Six-pack beer of the week: NOLA Hopitoulas IPA
Forget Abita; their Amber is fine enough I guess but even the most old-guard of jazz clubs on Frenchman Street have a formidable compliment of beers from New Orleans’ real craft beer choice — NOLA Brewing. They’re in the city, right on Tchoupitoulas Street, truly local. And I saw the IPA named after that street, Hopitoulas, on tap pretty much everywhere in New Orleans. It’s legitimately one of the hoppiest IPAs in the South, with a pretty classic citrus pith bitterness. It’s easier to crush bottles of Abita Purple Haze or something, but for this game you’ll want a beer that can compete with whatever homebrewed malt beverage conditioned on State Fair mini corn dogs inside of an absinthe cask thing that LSU fans roll into Tuscaloosa tailgates with.
Celebration beer of the week: Bayou Teche Biere Joi
Bayou Teche, meanwhile, brews down in the Acadian swap lands. While their money makers are a pale ale and a schwarzbier, they prefer to brew experimental malty farmhouse ales. Think France’s biere de garde style, only gone Cajun, expressing the terroir of Carcosa. Biere Joi is a dark ale aged on French oak barrels with coffee and chili peppers. This’ll wake you up with more force than the triple-reverse fake 2-point conversion drop kick for the extra point attempt that Les Miles will call to make it a harder-than-it-has-to-be tie ball game with 8 minutes left in the second quarter. Heck, think beyond celebration beer — use this to wake yourself up with the next morning.

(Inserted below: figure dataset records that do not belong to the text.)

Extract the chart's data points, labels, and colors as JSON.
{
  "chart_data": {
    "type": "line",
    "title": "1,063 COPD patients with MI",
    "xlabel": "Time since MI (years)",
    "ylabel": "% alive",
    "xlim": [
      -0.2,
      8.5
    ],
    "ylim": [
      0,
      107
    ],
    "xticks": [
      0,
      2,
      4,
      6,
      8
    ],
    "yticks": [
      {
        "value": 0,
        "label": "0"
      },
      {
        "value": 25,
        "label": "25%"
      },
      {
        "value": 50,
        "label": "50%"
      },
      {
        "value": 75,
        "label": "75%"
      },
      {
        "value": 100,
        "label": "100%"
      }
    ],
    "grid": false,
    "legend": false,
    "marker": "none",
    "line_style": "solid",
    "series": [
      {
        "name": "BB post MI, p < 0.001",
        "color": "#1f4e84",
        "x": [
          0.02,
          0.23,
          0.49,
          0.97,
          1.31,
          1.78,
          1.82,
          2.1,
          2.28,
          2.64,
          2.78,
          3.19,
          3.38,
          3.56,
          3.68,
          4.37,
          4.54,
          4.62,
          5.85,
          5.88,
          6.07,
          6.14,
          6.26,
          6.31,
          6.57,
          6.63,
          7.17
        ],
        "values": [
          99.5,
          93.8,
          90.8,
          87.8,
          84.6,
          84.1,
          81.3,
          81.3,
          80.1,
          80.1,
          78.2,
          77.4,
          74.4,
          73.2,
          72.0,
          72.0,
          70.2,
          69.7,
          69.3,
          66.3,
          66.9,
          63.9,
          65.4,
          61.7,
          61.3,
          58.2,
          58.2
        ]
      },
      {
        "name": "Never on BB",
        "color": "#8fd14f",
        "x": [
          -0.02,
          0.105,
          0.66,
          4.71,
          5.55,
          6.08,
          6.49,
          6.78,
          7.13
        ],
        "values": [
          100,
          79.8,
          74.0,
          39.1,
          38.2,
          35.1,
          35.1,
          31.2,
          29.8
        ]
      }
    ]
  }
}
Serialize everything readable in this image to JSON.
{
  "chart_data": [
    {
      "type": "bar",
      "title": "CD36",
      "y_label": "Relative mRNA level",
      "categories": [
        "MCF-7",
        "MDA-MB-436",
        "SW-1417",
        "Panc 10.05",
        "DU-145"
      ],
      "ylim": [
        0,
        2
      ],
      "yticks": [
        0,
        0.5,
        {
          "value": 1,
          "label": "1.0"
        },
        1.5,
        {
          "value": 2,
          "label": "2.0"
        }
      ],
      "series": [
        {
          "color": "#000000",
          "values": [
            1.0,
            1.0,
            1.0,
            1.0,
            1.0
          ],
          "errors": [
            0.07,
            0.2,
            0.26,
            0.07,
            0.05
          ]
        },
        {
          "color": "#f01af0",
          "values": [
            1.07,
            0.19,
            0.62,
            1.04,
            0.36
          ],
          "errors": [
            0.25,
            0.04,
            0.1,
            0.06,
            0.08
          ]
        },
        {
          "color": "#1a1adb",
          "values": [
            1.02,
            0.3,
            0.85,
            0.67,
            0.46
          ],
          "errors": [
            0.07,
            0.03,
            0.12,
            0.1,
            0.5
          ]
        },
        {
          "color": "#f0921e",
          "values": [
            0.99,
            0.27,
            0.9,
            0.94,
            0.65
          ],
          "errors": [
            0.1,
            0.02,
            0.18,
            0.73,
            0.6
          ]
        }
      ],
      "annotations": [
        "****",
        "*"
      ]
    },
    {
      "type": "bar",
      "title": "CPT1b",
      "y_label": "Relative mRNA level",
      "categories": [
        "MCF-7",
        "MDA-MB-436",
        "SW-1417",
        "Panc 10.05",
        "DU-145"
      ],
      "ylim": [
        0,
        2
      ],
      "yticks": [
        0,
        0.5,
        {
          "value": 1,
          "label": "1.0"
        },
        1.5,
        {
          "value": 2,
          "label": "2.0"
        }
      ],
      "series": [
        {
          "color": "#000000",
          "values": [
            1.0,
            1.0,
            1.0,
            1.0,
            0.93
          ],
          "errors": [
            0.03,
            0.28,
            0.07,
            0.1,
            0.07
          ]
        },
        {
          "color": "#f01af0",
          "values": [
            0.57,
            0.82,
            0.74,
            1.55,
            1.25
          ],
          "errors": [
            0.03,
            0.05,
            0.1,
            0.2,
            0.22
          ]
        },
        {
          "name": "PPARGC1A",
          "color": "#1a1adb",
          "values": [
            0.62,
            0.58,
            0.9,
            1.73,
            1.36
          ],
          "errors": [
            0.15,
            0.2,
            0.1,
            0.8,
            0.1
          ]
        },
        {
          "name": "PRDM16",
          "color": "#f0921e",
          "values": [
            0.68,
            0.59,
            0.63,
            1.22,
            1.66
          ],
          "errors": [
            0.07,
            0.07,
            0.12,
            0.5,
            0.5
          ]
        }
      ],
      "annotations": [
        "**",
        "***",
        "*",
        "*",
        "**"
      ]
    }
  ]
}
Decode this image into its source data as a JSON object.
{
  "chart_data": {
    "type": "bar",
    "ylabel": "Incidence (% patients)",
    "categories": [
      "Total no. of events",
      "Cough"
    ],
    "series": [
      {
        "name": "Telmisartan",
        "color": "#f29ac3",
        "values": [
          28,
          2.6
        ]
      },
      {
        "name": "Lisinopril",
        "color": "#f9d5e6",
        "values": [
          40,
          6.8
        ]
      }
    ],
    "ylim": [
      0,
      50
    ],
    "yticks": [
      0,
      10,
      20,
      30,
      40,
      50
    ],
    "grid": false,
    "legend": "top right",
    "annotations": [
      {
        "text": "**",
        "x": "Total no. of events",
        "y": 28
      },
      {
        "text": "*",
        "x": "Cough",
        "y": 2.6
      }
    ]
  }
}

Grandpa beer of the week: Dixie
There’s a neat looking warehouse in New Orleans that’s been shut down ever since the Katrina flooding. You can still clearly make out “Dixie Beer” on that building’s silver top, even though Dixie Lager hasn’t been brewed there for a decade plus. It’d be great to have the brewery back in operation someday instead of settling for contracting the beer in Wisconsin. Dixie lager has been in production since 1907, making it one of the South’s oldest, premier commercial lagers. It tastes how you’d expect: virtually indistinguishable from other regional lagers. It’s maybe the most normal thing to ever come out of New Orleans.
Louisiana beer to avoid at all costs: Abita Andygator
Andygator gave me one of my worst hangovers I’ve ever had, and I only had a single pint of it. It bill itself as a “Helles Dopplebock” which essentially means its an imperial strength pale lager. If malt liquor can be likened to a 34 year old guy with no ambition or career prospects, then Andygator is that same guy at age 22, right in the beginnings of his crippling porn addiction. It smells and tastes like Grape Nuts and bubble gum & a hint of grocery store Pinot Grigio. It tastes like spent grain and cotton candy. It’s all grain sweetness, it’s 8% ABV, it tastes & feels like 12% ABV, and it is tantamount to a war crime. I would legitimately drink that homebrew conditioned on mini corn dogs before I ever so much as smell an Andygator ever again.